Это была вторая моя поездка. Первая — в шестьдесят первом, через девятнадцать лет, когда бывшая передовая показалась мне почти такой же, какой и была. Только воронок больше. Тогда я и познакомился с семьей Разумихиных, единственной семьей, возвратившейся в родное Черново. Это была большая семья — два старика, две дочери и сын. Сейчас осталась лишь одна Антонина Петровна Разумихина, и живет она уже не в Чернове (недавно сгорело два дома), а в Усове, которое, как помнишь, стояло левее Овсянникова и которое безусловно тоже брала наша 132-я стрелковая бригада… Немцы выселили их из Чернова в деревню Сухоши, что рядом с Овсянниковом, и они видели все наши наступления, а когда вернулись — Чернова-то не было, пришлось копать землянки. Это они поднимали ржевскую землю в сорок третьем году, вспахивая поля лопатами, так как не было даже плугов, в которые можно было бы впрячься. Представляешь — лопатами! Колхозные поля, где лопата натыкалась все время либо на кости, либо на металл… О судьбе этой семьи рассказать бы подробно, ведь она такой же участник войны, как и мы с тобой, хоть и не держали они в руках винтовок. Мария Петровна оставила мне перед смертью школьную тетрадочку, в которой, как смогла, описала жизнь семьи и при немцах, и после освобождения.

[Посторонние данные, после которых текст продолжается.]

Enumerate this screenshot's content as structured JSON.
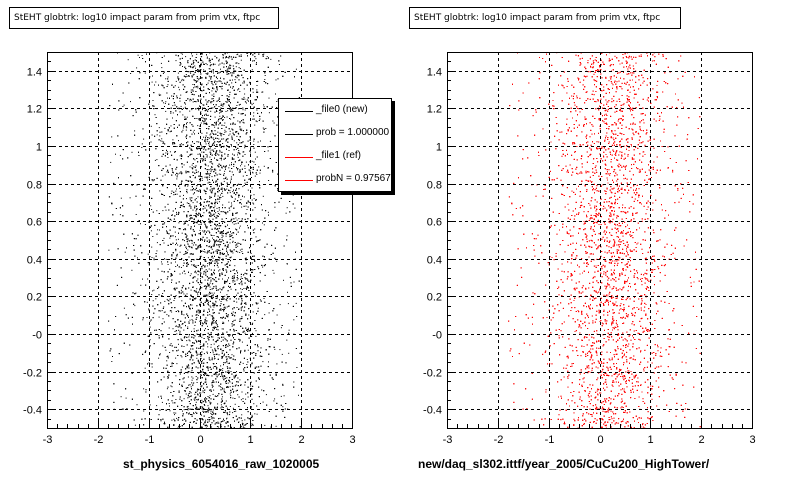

…Да, Миша, трудно пишется это письмо, тяжело вспоминать те годы, но надо. Непременно надо, потому как память о войне — святая память. Святая и нетленная! Будем помнить всегда до конца наших дней о том, что совершил наш народ в той войне, не зря названной Отечественной, когда судьба Родины действительно находилась в наших руках, о войне, которая принесла мир нам и всему человечеству.
Москва, январь 1985 года
«А МЫ С ТОБОЙ, БРАТ, ИЗ ПЕХОТЫ…»
Газетная заметка: опять где-то обнаружена невзорвавшаяся авиабомба в четверть тонны весом. Прочитаешь и невольно ловишь себя на мысли: ну, эта, наверное, последняя, теперь, пожалуй, уже все… Но проходит несколько месяцев, и снова промелькнет в газетах: строители копали траншею для фундамента и наткнулись на остатки склада боеприпасов; выбирали рыбаки трал и обнаружили торпеду. Сколько лет минуло после войны, сколько раз саперы проходили здесь с миноискателями, сколько раз тралили фарватеры и прибрежные воды, а выгрести все подчистую никак не удается. Война прокатилась по такой огромной территории, так много было изготовлено смертоносного металла, что зловещее ее наследство — несработавшие снаряды, мины, бомбы — до сих пор таит многострадальная наша земля…
Как похоже все это на то, что происходило с литературой о Великой Отечественной войне… Толки о том, что тема войны исчерпана или вот-вот должна себя исчерпать, возникали не раз чуть ли не с первого послевоенного года. Но проходило какое-то время, и вдруг появлялся роман или повесть, опрокидывающие прогнозы некоторых не в меру торопливых критиков насчет того, что «сам ход жизни оттесняет эту тему на периферию литературы», и рассеивающие скептицизм читателей («Что можно еще сказать тут нового!»). Война открывалась с неизвестной стороны, и мы опять в который уже раз убеждались, что рассказано было об этих незабываемых событиях народной жизни еще далеко не все, что источник, уже не одно десятилетие питающий нашу литературу, не иссякает.